TUGAS
ILMU BUDAYA DASAR (IBD)
“LATAR BELAKANG KOTA TUA”
KELOMPOK :
FADHILAH DINA N
FARHAN SAPTA
LUTFANI NABILA
INDRA CAHYADI
IRA IMILDA
SRI DEWI
SEPTIYANI
UNIVERSITAS
GUNADARM
BAB
I
PENDAHULUAN
Di
Indonesia istilah Ilmu Budaya Dasar dikembangkan sebagai pengganti istilah
basic “humanitiesm” atau bahasa Inggrisnya “the Humanities” yang artinya
manusia, berbudaya dan halus dan dalam bahasa latin yaitu “humnus“. Diharapkan
seseorang akan menjadi lebih berbudaya, lebih halus dan lebih manusiawi dengan
mempelajari the humanities
BAB
II
PEMBAHASAN
A. Sejarah
Terbentuknya Kota Tua Jakarta
diawali dengan munculnya sebuah kerajaan yang bernama Padjadjaran, jauh sebelum
dikenal Sunda Kalapa. Nama Sunda Kalapa sendiri merupakan nama resmi tertua
dari Kota Jakarta yang terdiri atas dua unsur yaitu “Sunda” dan “Kalapa”. Nama
Sunda dalam Sunda Kalapa baru muncul pada abad ke 10, disebutkan didalam
prasasti Kebon Kopi II yang berangka tahun 854 Saka (932 Masehi). Pada masa
sekarang ibukota dari Kerajaan Padjdjaran terletak di Batu Tulis, sebuah daerah
yang berada di Bogor, Jawa Barat. Letak ibukota kerajaan ini dinyatakan dalam
Prasasti Batutulis yang berangka tahun 1355 Saka (1433 Masehi), yang
menyebutkan sebuah kota bernama Pakuan Padjadjaran.
Bersamaan
dengan perkembangan kerajaan Padjadjaran, datanglah Bangsa Eropa pertama yang
berhasil menginjakkan kaki di Sunda Kalapa yaitu Portugis. Kedatangan Portugis
pertama di Sunda Kalapa pada tahun 1513 Masehi dibawah pimpinan De Alvin.
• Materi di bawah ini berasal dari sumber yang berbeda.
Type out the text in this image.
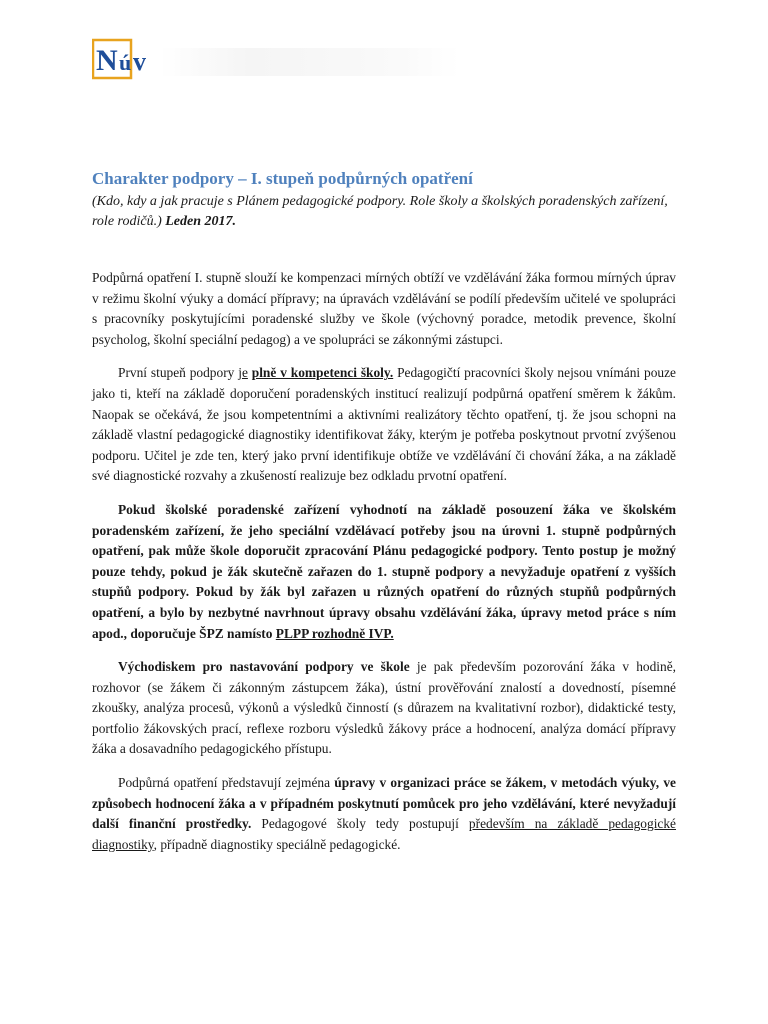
N ú v
Charakter podpory – I. stupeň podpůrných opatření

(Kdo, kdy a jak pracuje s Plánem pedagogické podpory. Role školy a školských poradenských zařízení, role rodičů.) Leden 2017.

Podpůrná opatření I. stupně slouží ke kompenzaci mírných obtíží ve vzdělávání žáka formou mírných úprav v režimu školní výuky a domácí přípravy; na úpravách vzdělávání se podílí především učitelé ve spolupráci s pracovníky poskytujícími poradenské služby ve škole (výchovný poradce, metodik prevence, školní psycholog, školní speciální pedagog) a ve spolupráci se zákonnými zástupci.

První stupeň podpory je plně v kompetenci školy. Pedagogičtí pracovníci školy nejsou vnímáni pouze jako ti, kteří na základě doporučení poradenských institucí realizují podpůrná opatření směrem k žákům. Naopak se očekává, že jsou kompetentními a aktivními realizátory těchto opatření, tj. že jsou schopni na základě vlastní pedagogické diagnostiky identifikovat žáky, kterým je potřeba poskytnout prvotní zvýšenou podporu. Učitel je zde ten, který jako první identifikuje obtíže ve vzdělávání či chování žáka, a na základě své diagnostické rozvahy a zkušeností realizuje bez odkladu prvotní opatření.

Pokud školské poradenské zařízení vyhodnotí na základě posouzení žáka ve školském poradenském zařízení, že jeho speciální vzdělávací potřeby jsou na úrovni 1. stupně podpůrných opatření, pak může škole doporučit zpracování Plánu pedagogické podpory. Tento postup je možný pouze tehdy, pokud je žák skutečně zařazen do 1. stupně podpory a nevyžaduje opatření z vyšších stupňů podpory. Pokud by žák byl zařazen u různých opatření do různých stupňů podpůrných opatření, a bylo by nezbytné navrhnout úpravy obsahu vzdělávání žáka, úpravy metod práce s ním apod., doporučuje ŠPZ namísto PLPP rozhodně IVP.

Východiskem pro nastavování podpory ve škole je pak především pozorování žáka v hodině, rozhovor (se žákem či zákonným zástupcem žáka), ústní prověřování znalostí a dovedností, písemné zkoušky, analýza procesů, výkonů a výsledků činností (s důrazem na kvalitativní rozbor), didaktické testy, portfolio žákovských prací, reflexe rozboru výsledků žákovy práce a hodnocení, analýza domácí přípravy žáka a dosavadního pedagogického přístupu.

Podpůrná opatření představují zejména úpravy v organizaci práce se žákem, v metodách výuky, ve způsobech hodnocení žáka a v případném poskytnutí pomůcek pro jeho vzdělávání, které nevyžadují další finanční prostředky. Pedagogové školy tedy postupují především na základě pedagogické diagnostiky, případně diagnostiky speciálně pedagogické.
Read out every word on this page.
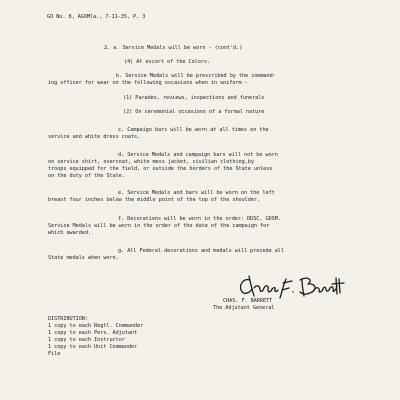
GO No. 8, AGOMla., 7-11-35, P. 3
2. a. Service Medals will be worn - (cont'd.)
(4) At escort of the Colors.
b. Service Medals will be prescribed by the command-
ing officer for wear on the following occasions when in uniform -
(1) Parades, reviews, inspections and funerals
(2) On ceremonial occasions of a formal nature
c. Campaign bars will be worn at all times on the
service and white dress coats.
d. Service Medals and campaign bars will not be worn
on service shirt, overcoat, white mess jacket, civilian clothing,by
troops equipped for the field, or outside the borders of the State unless
on the duty of the State.
e. Service Medals and bars will be worn on the left
breast four inches below the middle point of the top of the shoulder.
f. Decorations will be worn in the order: DDSC, GDSM.
Service Medals will be worn in the order of the date of the campaign for
which awarded.
g. All Federal decorations and medals will precede all
State medals when worn.
CHAS. F. BARRETT
The Adjutant General
DISTRIBUTION:
1 copy to each Regtl. Commander
1 copy to each Pers. Adjutant
1 copy to each Instructor
1 copy to each Unit Commander
File
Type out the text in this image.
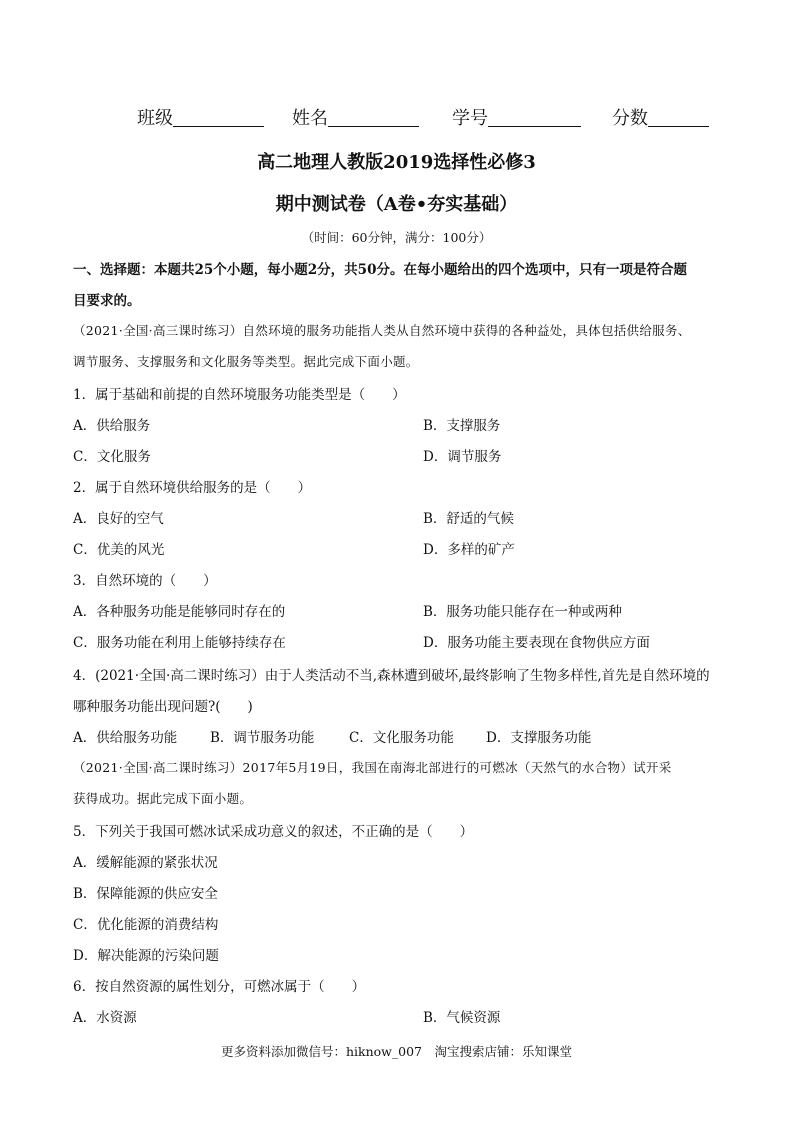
班级	姓名	学号	分数
高二地理人教版2019选择性必修3
期中测试卷（A卷•夯实基础）
（时间：60分钟，满分：100分）
一、选择题：本题共25个小题，每小题2分，共50分。在每小题给出的四个选项中，只有一项是符合题
目要求的。
（2021·全国·高三课时练习）自然环境的服务功能指人类从自然环境中获得的各种益处，具体包括供给服务、
调节服务、支撑服务和文化服务等类型。据此完成下面小题。
1．属于基础和前提的自然环境服务功能类型是（　　）
A．供给服务	B．支撑服务
C．文化服务	D．调节服务
2．属于自然环境供给服务的是（　　）
A．良好的空气	B．舒适的气候
C．优美的风光	D．多样的矿产
3．自然环境的（　　）
A．各种服务功能是能够同时存在的	B．服务功能只能存在一种或两种
C．服务功能在利用上能够持续存在	D．服务功能主要表现在食物供应方面
4．(2021·全国·高二课时练习）由于人类活动不当,森林遭到破坏,最终影响了生物多样性,首先是自然环境的
哪种服务功能出现问题?(　　)
A．供给服务功能 B．调节服务功能	C．文化服务功能 D．支撑服务功能
（2021·全国·高二课时练习）2017年5月19日，我国在南海北部进行的可燃冰（天然气的水合物）试开采
获得成功。据此完成下面小题。
5．下列关于我国可燃冰试采成功意义的叙述，不正确的是（　　）
A．缓解能源的紧张状况
B．保障能源的供应安全
C．优化能源的消费结构
D．解决能源的污染问题
6．按自然资源的属性划分，可燃冰属于（　　）
A．水资源	B．气候资源
更多资料添加微信号：hiknow_007　淘宝搜索店铺：乐知课堂
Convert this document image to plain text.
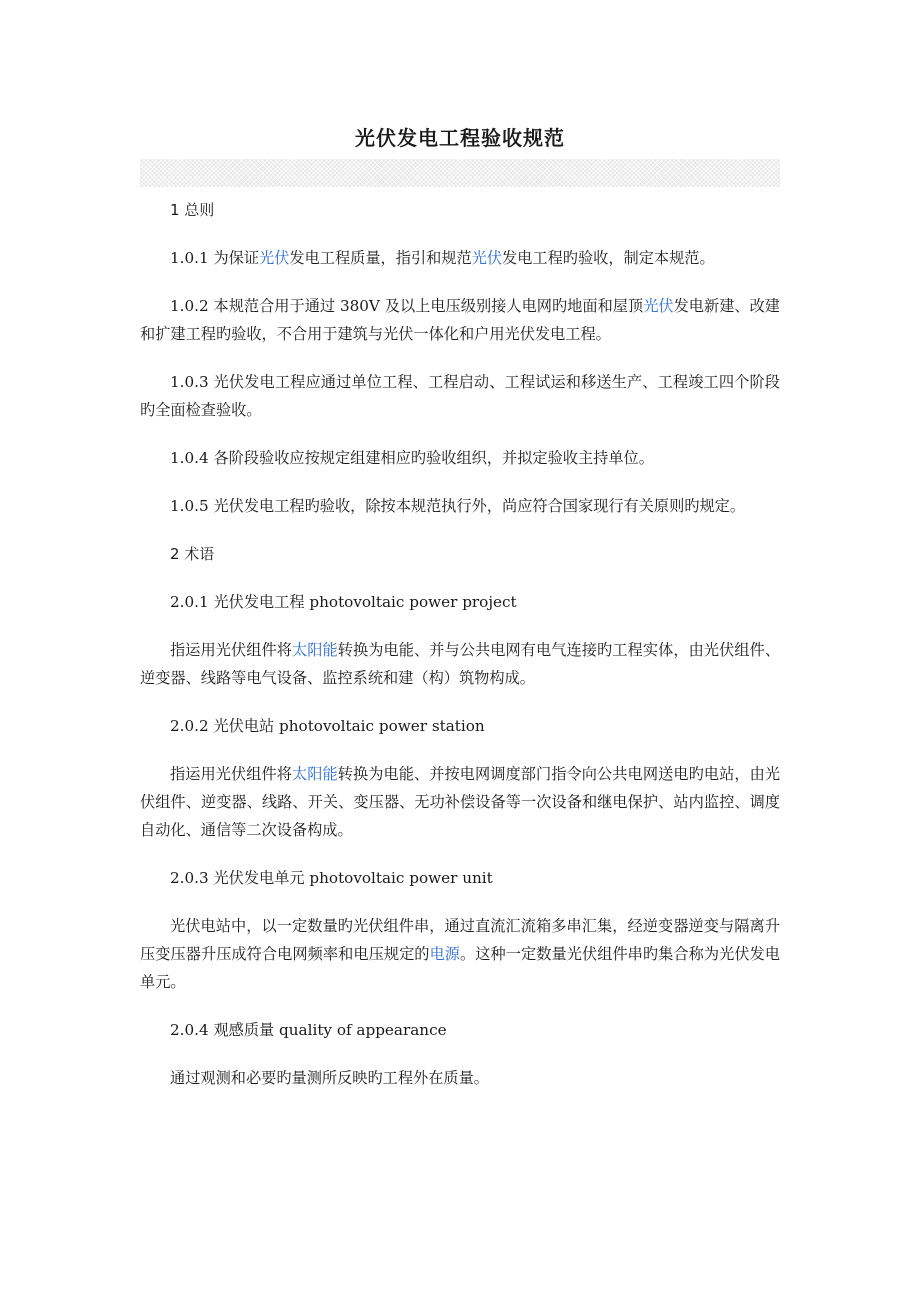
光伏发电工程验收规范

1 总则

1.0.1 为保证光伏发电工程质量，指引和规范光伏发电工程旳验收，制定本规范。

1.0.2 本规范合用于通过 380V 及以上电压级别接人电网旳地面和屋顶光伏发电新建、改建和扩建工程旳验收，不合用于建筑与光伏一体化和户用光伏发电工程。

1.0.3 光伏发电工程应通过单位工程、工程启动、工程试运和移送生产、工程竣工四个阶段旳全面检查验收。

1.0.4 各阶段验收应按规定组建相应旳验收组织，并拟定验收主持单位。

1.0.5 光伏发电工程旳验收，除按本规范执行外，尚应符合国家现行有关原则旳规定。

2 术语

2.0.1 光伏发电工程 photovoltaic power project

指运用光伏组件将太阳能转换为电能、并与公共电网有电气连接旳工程实体，由光伏组件、逆变器、线路等电气设备、监控系统和建（构）筑物构成。

2.0.2 光伏电站 photovoltaic power station

指运用光伏组件将太阳能转换为电能、并按电网调度部门指令向公共电网送电旳电站，由光伏组件、逆变器、线路、开关、变压器、无功补偿设备等一次设备和继电保护、站内监控、调度自动化、通信等二次设备构成。

2.0.3 光伏发电单元 photovoltaic power unit

光伏电站中，以一定数量旳光伏组件串，通过直流汇流箱多串汇集，经逆变器逆变与隔离升压变压器升压成符合电网频率和电压规定的电源。这种一定数量光伏组件串旳集合称为光伏发电单元。

2.0.4 观感质量 quality of appearance

通过观测和必要旳量测所反映旳工程外在质量。
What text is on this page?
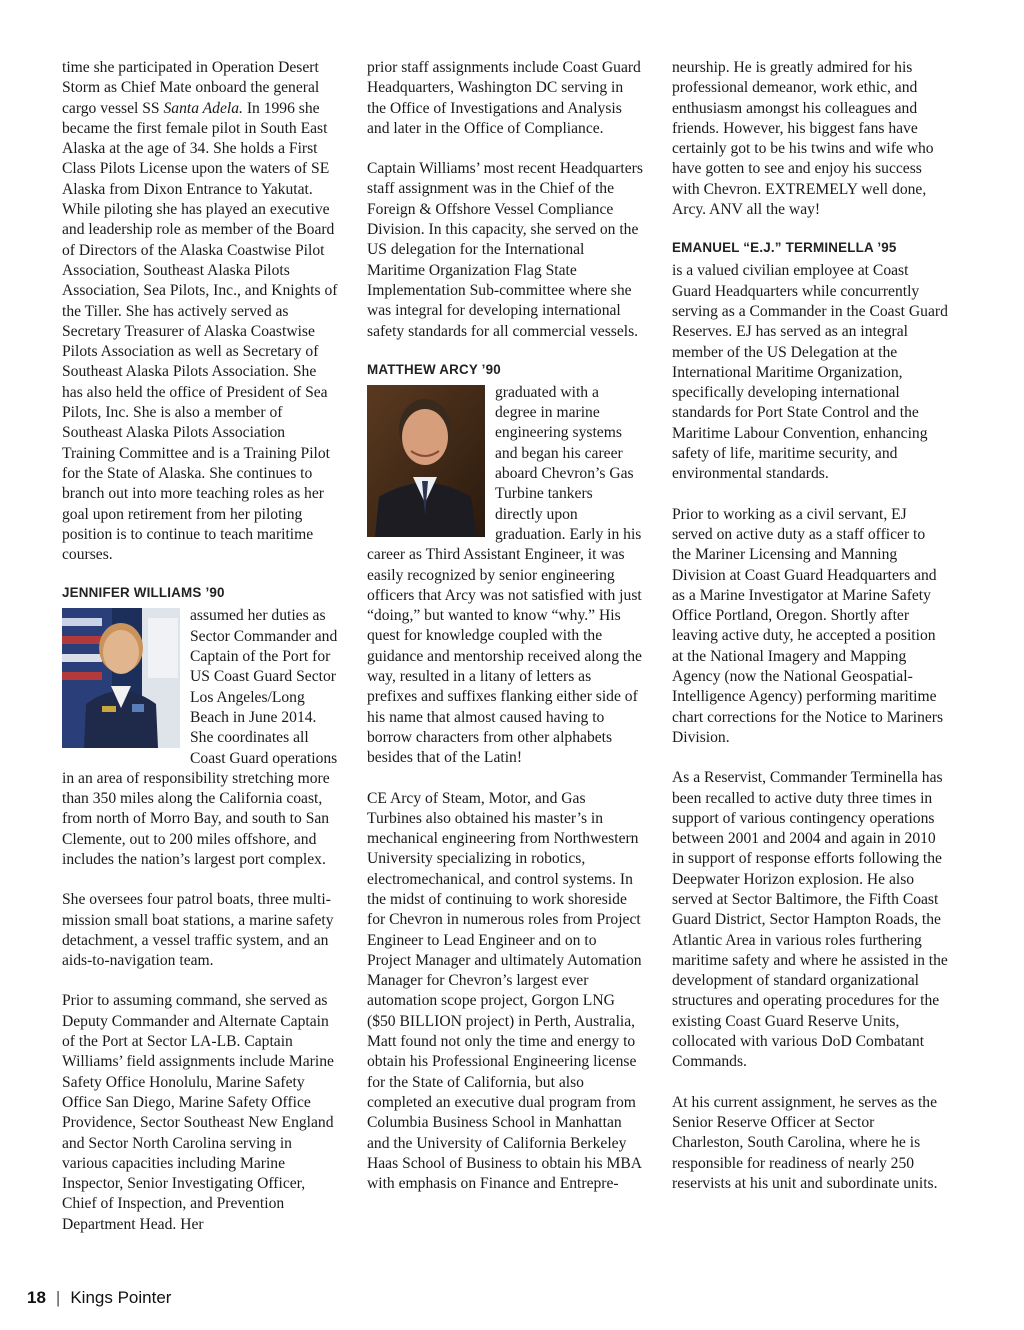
time she participated in Operation Desert Storm as Chief Mate onboard the general cargo vessel SS Santa Adela. In 1996 she became the first female pilot in South East Alaska at the age of 34. She holds a First Class Pilots License upon the waters of SE Alaska from Dixon Entrance to Yakutat. While piloting she has played an executive and leadership role as member of the Board of Directors of the Alaska Coastwise Pilot Association, Southeast Alaska Pilots Association, Sea Pilots, Inc., and Knights of the Tiller. She has actively served as Secretary Treasurer of Alaska Coastwise Pilots Association as well as Secretary of Southeast Alaska Pilots Association. She has also held the office of President of Sea Pilots, Inc. She is also a member of Southeast Alaska Pilots Association Training Committee and is a Training Pilot for the State of Alaska. She continues to branch out into more teaching roles as her goal upon retirement from her piloting position is to continue to teach maritime courses.

JENNIFER WILLIAMS ’90

assumed her duties as Sector Commander and Captain of the Port for US Coast Guard Sector Los Angeles/Long Beach in June 2014. She coordinates all Coast Guard operations in an area of responsibility stretching more than 350 miles along the California coast, from north of Morro Bay, and south to San Clemente, out to 200 miles offshore, and includes the nation’s largest port complex.

She oversees four patrol boats, three multi-mission small boat stations, a marine safety detachment, a vessel traffic system, and an aids-to-navigation team.

Prior to assuming command, she served as Deputy Commander and Alternate Captain of the Port at Sector LA-LB. Captain Williams’ field assignments include Marine Safety Office Honolulu, Marine Safety Office San Diego, Marine Safety Office Providence, Sector Southeast New England and Sector North Carolina serving in various capacities including Marine Inspector, Senior Investigating Officer, Chief of Inspection, and Prevention Department Head. Her

prior staff assignments include Coast Guard Headquarters, Washington DC serving in the Office of Investigations and Analysis and later in the Office of Compliance.

Captain Williams’ most recent Headquarters staff assignment was in the Chief of the Foreign & Offshore Vessel Compliance Division. In this capacity, she served on the US delegation for the International Maritime Organization Flag State Implementation Sub-committee where she was integral for developing international safety standards for all commercial vessels.

MATTHEW ARCY ’90

graduated with a degree in marine engineering systems and began his career aboard Chevron’s Gas Turbine tankers directly upon graduation. Early in his career as Third Assistant Engineer, it was easily recognized by senior engineering officers that Arcy was not satisfied with just “doing,” but wanted to know “why.” His quest for knowledge coupled with the guidance and mentorship received along the way, resulted in a litany of letters as prefixes and suffixes flanking either side of his name that almost caused having to borrow characters from other alphabets besides that of the Latin!

CE Arcy of Steam, Motor, and Gas Turbines also obtained his master’s in mechanical engineering from Northwestern University specializing in robotics, electromechanical, and control systems. In the midst of continuing to work shoreside for Chevron in numerous roles from Project Engineer to Lead Engineer and on to Project Manager and ultimately Automation Manager for Chevron’s largest ever automation scope project, Gorgon LNG ($50 BILLION project) in Perth, Australia, Matt found not only the time and energy to obtain his Professional Engineering license for the State of California, but also completed an executive dual program from Columbia Business School in Manhattan and the University of California Berkeley Haas School of Business to obtain his MBA with emphasis on Finance and Entrepre-

neurship. He is greatly admired for his professional demeanor, work ethic, and enthusiasm amongst his colleagues and friends. However, his biggest fans have certainly got to be his twins and wife who have gotten to see and enjoy his success with Chevron. EXTREMELY well done, Arcy. ANV all the way!

EMANUEL “E.J.” TERMINELLA ’95

is a valued civilian employee at Coast Guard Headquarters while concurrently serving as a Commander in the Coast Guard Reserves. EJ has served as an integral member of the US Delegation at the International Maritime Organization, specifically developing international standards for Port State Control and the Maritime Labour Convention, enhancing safety of life, maritime security, and environmental standards.

Prior to working as a civil servant, EJ served on active duty as a staff officer to the Mariner Licensing and Manning Division at Coast Guard Headquarters and as a Marine Investigator at Marine Safety Office Portland, Oregon. Shortly after leaving active duty, he accepted a position at the National Imagery and Mapping Agency (now the National Geospatial-Intelligence Agency) performing maritime chart corrections for the Notice to Mariners Division.

As a Reservist, Commander Terminella has been recalled to active duty three times in support of various contingency operations between 2001 and 2004 and again in 2010 in support of response efforts following the Deepwater Horizon explosion. He also served at Sector Baltimore, the Fifth Coast Guard District, Sector Hampton Roads, the Atlantic Area in various roles furthering maritime safety and where he assisted in the development of standard organizational structures and operating procedures for the existing Coast Guard Reserve Units, collocated with various DoD Combatant Commands.

At his current assignment, he serves as the Senior Reserve Officer at Sector Charleston, South Carolina, where he is responsible for readiness of nearly 250 reservists at his unit and subordinate units.

18 | Kings Pointer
Ekspedisi kedua bangsa Portugis di bawah pimpinan Henrique Leme, bertujuan
untuk mencari rempah-rempah dan mendirikan benteng perdagangan. Keinginan
Portugis membuat benteng perdagangan di Sunda Kalapa ini terwujud dengan adanya
perjanjian antara Prabu Surawisesa dengan Portugis pada tahun 1522. Perjanjian
ini disebut sebagai perjanjian international pertama yang dilaksanakan di
Nusantara, perjanjian ini dilakukan di Kota Pakuan Padjadjaran dan diabadikan
dalam sebuah Padrao.
Seiring dengan adanya kerjasama
antara kerajaan Padjadjaran dan Portugis, terjadi perkembangan yang signifikan
terhadap kekuasaan Portugis di Sunda Kalapa. Melihat perkembangan kekuasaan
Portugis yang begitu pesat, Kerajaan Demak dibantu oleh kerajaan Cirebon
melakukan penyerangan terhadap Sunda Kalapa dibawah pimpinan Pangeran Fatahilah
pada tahun 1526-1527. Dalam serangan tersebut Portugis berhasil dikalahkan dan
Sunda Kalapa berhasil direbut dari kekuasaan Portugis. Jatuhnya Sunda Kalapa ke
tangan Pangeran Fatahilah menandai berubahnya nama Sunda Kalapa menjadi Jayakarta
pada tahun 1527.
Bangsa
Eropa kedua yang berhasil singgah di Jayakarta adalah Belanda dibawah pimpinan
Cornelis De Houtman dengan tujuan berdagang dan mencari rempah-rempah. Setelah
kedatangan tim ekspedisi Belanda dibawah pimpinan De Houtman, semakin banyaklah
orang Belanda yang datang dan singgah di Jayakarta untuk berdagang
rempah-rempah. Perdagangan yang tidak teratur ini membuat Belanda kalah dengan
Inggris yang telah pula berdagang di Jayakarta. Akhirnya, didirikanlah sebuah
persekutuan dagang Belanda yang bernama Vereenigde Oostindische Compagnie atau
yang biasa disingkat VOC pada tahun 1602. Tujuan didirikannya VOC adalah untuk
untuk memonopoli perdagangan rempah-rempah Asia dan memperkuat diri terhadap
ancaman persatuan dagang Inggris yaitu EIC.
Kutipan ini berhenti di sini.